In each profession there are new frontiers to explore and conquer. Scientists, mathematicians, and engineers continue to push the limits of their field through space exploration, artificial intelligence, and quantum computing. Athletes continue to find ways to smash records that many thought were unbreakable, and companies like Apple continue to push the boundaries of business through valuations that exceeded two trillion dollars. Artists never cease to create new forms of music, art, and film that give new perspectives.

What is your profession’s frontier? What is your community’s frontier? How are you pursuing it? Who is inspiring you to pursue it? If we aren’t occasionally (or perhaps regularly) asking these questions, then we are missing something and doing a disservice to our field.
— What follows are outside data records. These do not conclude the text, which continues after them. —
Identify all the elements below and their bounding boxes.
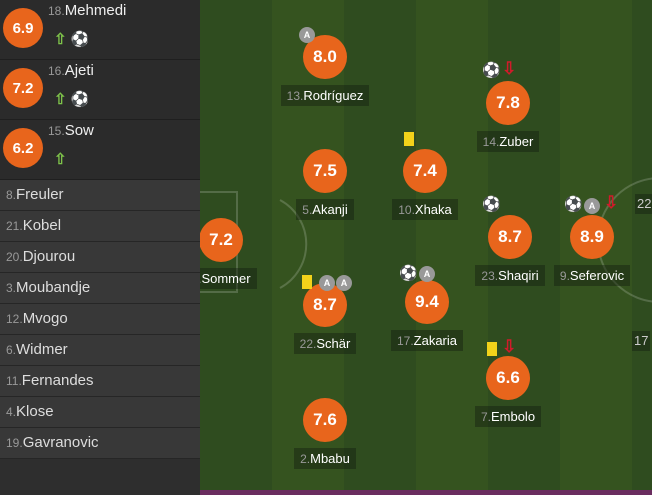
player-seferovic[interactable]: 8.9 9.Seferovic (547, 215, 637, 286)
player-name: 15.Sow (48, 122, 94, 139)
bench-player[interactable]: 19.Gavranovic (0, 428, 200, 459)
player-label: 23.Shaqiri (475, 265, 545, 286)
player-label: 2.Mbabu (294, 448, 356, 469)
substituted-out-icon: ⇩ (502, 59, 517, 78)
player-label: 13.Rodríguez (280, 85, 370, 106)
bench-player[interactable]: 6.Widmer (0, 335, 200, 366)
arrow-up-icon: ⇧ (54, 31, 67, 48)
sub-row[interactable]: 6.9 18.Mehmedi ⇧ ⚽ (0, 0, 200, 60)
opponent-label: 22 (635, 194, 652, 214)
player-mbabu[interactable]: 7.6 2.Mbabu (280, 398, 370, 469)
bottom-strip (200, 490, 652, 495)
assist-icon: A (336, 275, 352, 291)
opponent-label: 17 (632, 331, 651, 351)
player-sommer[interactable]: 7.2 1.Sommer (200, 218, 266, 289)
bench-player[interactable]: 20.Djourou (0, 242, 200, 273)
yellow-card-icon (487, 342, 497, 356)
player-name: 16.Ajeti (48, 62, 94, 79)
sub-row[interactable]: 6.2 15.Sow ⇧ (0, 120, 200, 180)
ball-icon: ⚽ (70, 91, 90, 108)
rating-badge: 6.2 (3, 128, 43, 168)
player-label: 22.Schär (293, 333, 357, 354)
player-label: 9.Seferovic (553, 265, 631, 286)
assist-icon: A (419, 266, 435, 282)
player-rodríguez[interactable]: 8.0 13.Rodríguez (280, 35, 370, 106)
assist-icon: A (319, 275, 335, 291)
player-label: 5.Akanji (296, 199, 354, 220)
rating-badge: 6.6 (486, 356, 530, 400)
player-embolo[interactable]: 6.6 7.Embolo (463, 356, 553, 427)
rating-badge: 8.9 (570, 215, 614, 259)
pitch: 7.2 1.Sommer 8.0 13.Rodríguez A 7.5 5.Akanji 8.… (200, 0, 652, 490)
goal-ball-icon: ⚽ (564, 196, 583, 213)
rating-badge: 7.8 (486, 81, 530, 125)
player-xhaka[interactable]: 7.4 10.Xhaka (380, 149, 470, 220)
goal-ball-icon: ⚽ (482, 196, 501, 213)
rating-badge: 7.2 (200, 218, 243, 262)
goal-ball-icon: ⚽ (399, 265, 418, 282)
goal-ball-icon: ⚽ (482, 62, 501, 79)
player-zuber[interactable]: 7.8 14.Zuber (463, 81, 553, 152)
player-schär[interactable]: 8.7 22.Schär (280, 283, 370, 354)
rating-badge: 7.4 (403, 149, 447, 193)
bench-player[interactable]: 8.Freuler (0, 180, 200, 211)
bench-player[interactable]: 11.Fernandes (0, 366, 200, 397)
assist-icon: A (299, 27, 315, 43)
rating-badge: 7.2 (3, 68, 43, 108)
rating-badge: 8.7 (303, 283, 347, 327)
rating-badge: 9.4 (405, 280, 449, 324)
player-label: 14.Zuber (476, 131, 540, 152)
arrow-up-icon: ⇧ (54, 91, 67, 108)
yellow-card-icon (302, 275, 312, 289)
substituted-out-icon: ⇩ (502, 337, 517, 356)
bench-player[interactable]: 12.Mvogo (0, 304, 200, 335)
player-label: 10.Xhaka (392, 199, 458, 220)
assist-icon: A (584, 198, 600, 214)
rating-badge: 7.5 (303, 149, 347, 193)
substituted-out-icon: ⇩ (604, 193, 619, 212)
rating-badge: 7.6 (303, 398, 347, 442)
yellow-card-icon (404, 132, 414, 146)
bench-player[interactable]: 4.Klose (0, 397, 200, 428)
rating-badge: 8.7 (488, 215, 532, 259)
bench-player[interactable]: 3.Moubandje (0, 273, 200, 304)
player-zakaria[interactable]: 9.4 17.Zakaria (382, 280, 472, 351)
player-akanji[interactable]: 7.5 5.Akanji (280, 149, 370, 220)
sub-row[interactable]: 7.2 16.Ajeti ⇧ ⚽ (0, 60, 200, 120)
rating-badge: 6.9 (3, 8, 43, 48)
arrow-up-icon: ⇧ (54, 151, 67, 168)
sidebar: 6.9 18.Mehmedi ⇧ ⚽ 7.2 16.Ajeti ⇧ ⚽ 6.2 15… (0, 0, 200, 495)
player-shaqiri[interactable]: 8.7 23.Shaqiri (465, 215, 555, 286)
player-label: 1.Sommer (200, 268, 257, 289)
rating-badge: 8.0 (303, 35, 347, 79)
ball-icon: ⚽ (70, 31, 90, 48)
player-name: 18.Mehmedi (48, 2, 127, 19)
player-label: 17.Zakaria (390, 330, 464, 351)
bench-player[interactable]: 21.Kobel (0, 211, 200, 242)
player-label: 7.Embolo (474, 406, 542, 427)
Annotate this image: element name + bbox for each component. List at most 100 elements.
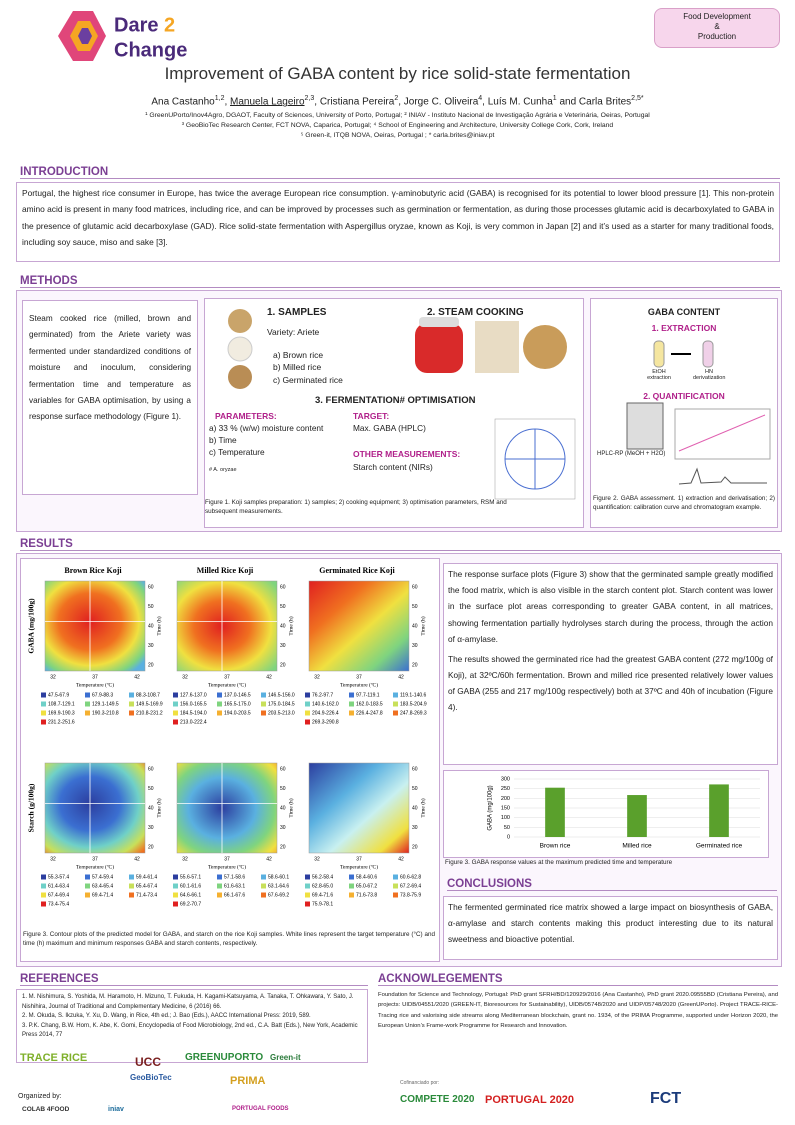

In economic and community development it is our job to challenge the status quo and to help our communities see what is possible. It is our job to look at best practices, to use our imagination to see how we can use existing tools, or develop new ones, so that good communities can become great. All communities can get better and provide opportunities, raising the standard of living for their citizens.

Whether you are focused on small towns and rural communities like our friends at Small Nation, or building connected parkways like the Atlanta Beltline and Columbus’ own Rapid 5 initiative, or building one of the largest semiconductor locations in the world like the State of Ohio, Licking County, and the City of New Albany are doing–you will have to explore new tools and new partnerships to make it happen. These examples may or may not inspire you, but they are all driven by purpose and by big, bold ideas. If you work in place-based marketing, workforce development, the financing of small and minority businesses, or serve on a planning and zoning commission, the time is now to seek, adapt, and master new models.

This week, I encourage you to seek inspiration to help drive you, your organization, and your community. When the three are combined, great things happen. Let’s raise each other up and move forward together. Have a great week.